A SHA{1,2,3,128,256,512} hash is very VERY VERY fast. So fast, in fact, that an attacker who has the hash could easily run through all 8 character passwords given a few GPU machine clusters.
PBKDF2 is very much like a SHA hash, but it is repeated over and over. Instead of just salt||SHA1(password||salt) you compute salt||SHA1(SHA1(SHA1(SHA1(SHA1(password||salt))))). This makes it so an attacker with the hash has to do much more work in order to brute force the password.
Now, that's not exactly how it works, but just read the wikipedia article for that.
What you described is essentially PBKDF1, which is similar to PBKDF2, but only supports a fixed output key length. It's also a decent option; just not as flexible as PBKDF2.

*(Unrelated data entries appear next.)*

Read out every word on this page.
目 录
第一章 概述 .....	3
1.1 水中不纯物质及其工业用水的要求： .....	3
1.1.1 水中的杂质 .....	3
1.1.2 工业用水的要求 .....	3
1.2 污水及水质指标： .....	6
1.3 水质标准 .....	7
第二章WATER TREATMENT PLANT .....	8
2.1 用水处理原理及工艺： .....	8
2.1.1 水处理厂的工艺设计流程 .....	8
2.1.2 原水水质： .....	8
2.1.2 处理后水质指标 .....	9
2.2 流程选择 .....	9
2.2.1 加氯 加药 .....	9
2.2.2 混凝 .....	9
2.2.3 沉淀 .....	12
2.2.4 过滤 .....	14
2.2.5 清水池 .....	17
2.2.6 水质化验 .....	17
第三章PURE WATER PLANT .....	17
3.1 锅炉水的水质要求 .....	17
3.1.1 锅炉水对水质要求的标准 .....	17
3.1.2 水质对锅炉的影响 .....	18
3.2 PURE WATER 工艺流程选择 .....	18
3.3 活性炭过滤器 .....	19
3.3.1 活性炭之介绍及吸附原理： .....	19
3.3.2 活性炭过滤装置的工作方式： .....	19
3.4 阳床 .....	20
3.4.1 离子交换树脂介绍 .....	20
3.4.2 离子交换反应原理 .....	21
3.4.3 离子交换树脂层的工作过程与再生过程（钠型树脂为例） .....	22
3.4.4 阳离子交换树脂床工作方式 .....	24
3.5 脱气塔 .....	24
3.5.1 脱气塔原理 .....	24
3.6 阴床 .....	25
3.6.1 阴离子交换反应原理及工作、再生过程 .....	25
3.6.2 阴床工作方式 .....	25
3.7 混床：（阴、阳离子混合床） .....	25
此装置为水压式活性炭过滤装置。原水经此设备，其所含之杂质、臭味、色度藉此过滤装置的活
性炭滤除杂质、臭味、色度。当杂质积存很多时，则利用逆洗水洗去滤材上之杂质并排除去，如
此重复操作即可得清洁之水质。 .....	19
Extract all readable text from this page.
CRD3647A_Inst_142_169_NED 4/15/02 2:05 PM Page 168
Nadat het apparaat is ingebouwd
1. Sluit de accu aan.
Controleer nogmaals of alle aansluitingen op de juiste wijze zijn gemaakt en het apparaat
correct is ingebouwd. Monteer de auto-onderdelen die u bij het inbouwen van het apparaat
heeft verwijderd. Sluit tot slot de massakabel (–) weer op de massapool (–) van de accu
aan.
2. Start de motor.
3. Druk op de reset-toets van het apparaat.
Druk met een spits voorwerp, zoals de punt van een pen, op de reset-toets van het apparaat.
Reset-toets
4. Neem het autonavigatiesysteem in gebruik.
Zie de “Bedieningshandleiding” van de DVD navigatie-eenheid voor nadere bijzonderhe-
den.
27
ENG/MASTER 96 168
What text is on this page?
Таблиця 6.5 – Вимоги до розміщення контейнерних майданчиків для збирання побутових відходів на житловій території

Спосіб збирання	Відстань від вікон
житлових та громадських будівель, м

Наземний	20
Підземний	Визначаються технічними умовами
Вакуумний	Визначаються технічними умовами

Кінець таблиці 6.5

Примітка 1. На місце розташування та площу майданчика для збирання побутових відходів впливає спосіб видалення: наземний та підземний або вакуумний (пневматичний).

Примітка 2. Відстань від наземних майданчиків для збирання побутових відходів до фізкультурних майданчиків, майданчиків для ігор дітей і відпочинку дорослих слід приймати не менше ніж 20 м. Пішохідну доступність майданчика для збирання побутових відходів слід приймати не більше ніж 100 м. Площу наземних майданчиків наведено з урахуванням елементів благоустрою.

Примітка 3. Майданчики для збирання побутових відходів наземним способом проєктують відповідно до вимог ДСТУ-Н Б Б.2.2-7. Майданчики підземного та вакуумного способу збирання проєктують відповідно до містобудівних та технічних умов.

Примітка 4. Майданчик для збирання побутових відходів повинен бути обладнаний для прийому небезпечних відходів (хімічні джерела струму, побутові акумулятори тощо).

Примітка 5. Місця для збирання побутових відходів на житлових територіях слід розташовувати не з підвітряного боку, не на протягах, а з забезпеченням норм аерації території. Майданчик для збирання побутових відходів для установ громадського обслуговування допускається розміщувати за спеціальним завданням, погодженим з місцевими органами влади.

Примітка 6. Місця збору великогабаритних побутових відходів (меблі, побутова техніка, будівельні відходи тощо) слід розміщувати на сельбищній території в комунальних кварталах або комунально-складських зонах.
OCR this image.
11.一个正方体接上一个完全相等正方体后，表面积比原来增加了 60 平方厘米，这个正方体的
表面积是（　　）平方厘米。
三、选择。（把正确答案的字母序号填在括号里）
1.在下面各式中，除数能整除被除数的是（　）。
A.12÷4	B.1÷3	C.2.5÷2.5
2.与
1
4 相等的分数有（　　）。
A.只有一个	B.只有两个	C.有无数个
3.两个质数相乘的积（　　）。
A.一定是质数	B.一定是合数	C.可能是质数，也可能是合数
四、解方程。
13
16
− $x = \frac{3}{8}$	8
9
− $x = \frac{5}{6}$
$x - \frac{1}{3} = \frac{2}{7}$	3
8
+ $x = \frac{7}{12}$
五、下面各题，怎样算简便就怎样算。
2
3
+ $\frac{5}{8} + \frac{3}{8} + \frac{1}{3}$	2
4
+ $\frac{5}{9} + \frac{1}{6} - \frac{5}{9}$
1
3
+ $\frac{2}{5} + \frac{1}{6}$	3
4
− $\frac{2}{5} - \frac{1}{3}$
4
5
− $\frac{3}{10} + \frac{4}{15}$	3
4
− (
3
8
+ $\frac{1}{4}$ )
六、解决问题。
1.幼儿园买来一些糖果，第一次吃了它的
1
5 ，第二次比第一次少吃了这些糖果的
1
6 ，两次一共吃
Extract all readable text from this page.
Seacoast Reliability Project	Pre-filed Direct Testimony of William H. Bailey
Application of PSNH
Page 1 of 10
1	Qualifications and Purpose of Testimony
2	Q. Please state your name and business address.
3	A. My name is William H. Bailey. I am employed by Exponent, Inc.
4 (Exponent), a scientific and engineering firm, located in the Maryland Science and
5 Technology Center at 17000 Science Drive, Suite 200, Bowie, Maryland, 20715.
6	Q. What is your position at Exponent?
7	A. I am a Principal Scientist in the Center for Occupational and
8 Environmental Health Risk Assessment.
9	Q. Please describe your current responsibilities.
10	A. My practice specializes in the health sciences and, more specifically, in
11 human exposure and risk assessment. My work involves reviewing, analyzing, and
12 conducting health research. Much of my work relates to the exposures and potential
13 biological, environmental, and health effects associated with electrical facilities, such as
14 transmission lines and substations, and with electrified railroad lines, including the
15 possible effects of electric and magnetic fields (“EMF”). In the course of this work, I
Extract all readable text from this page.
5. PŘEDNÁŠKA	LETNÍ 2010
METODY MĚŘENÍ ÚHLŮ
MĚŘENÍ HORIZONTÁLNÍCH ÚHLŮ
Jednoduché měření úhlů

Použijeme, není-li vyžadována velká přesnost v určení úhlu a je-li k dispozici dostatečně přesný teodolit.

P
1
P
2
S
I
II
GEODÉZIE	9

I was describing it in order to explain the general idea; not to explain the exact algorithm. The wikipedia article does a better job at that than I could do, but since he asked the question after the link to the wikipedia article I assumed that what he wanted was a simple explanation of what the difference is between just SHA(password) and PBKDF(password).
A SHA{1,2,3,128,256,512} hash is very VERY VERY fast. So fast, in fact, that an attacker who has the hash could easily run through all 8 character passwords given a few GPU machine clusters.
PBKDF2 is very much like a SHA hash, but it is repeated over and over. Instead of just salt||SHA1(password||salt) you compute salt||SHA1(SHA1(SHA1(SHA1(SHA1(password||salt))))). This makes it so an attacker with the hash has to do much more work in order to brute force the password.
Now, that's not exactly how it works, but just read the wikipedia article for that.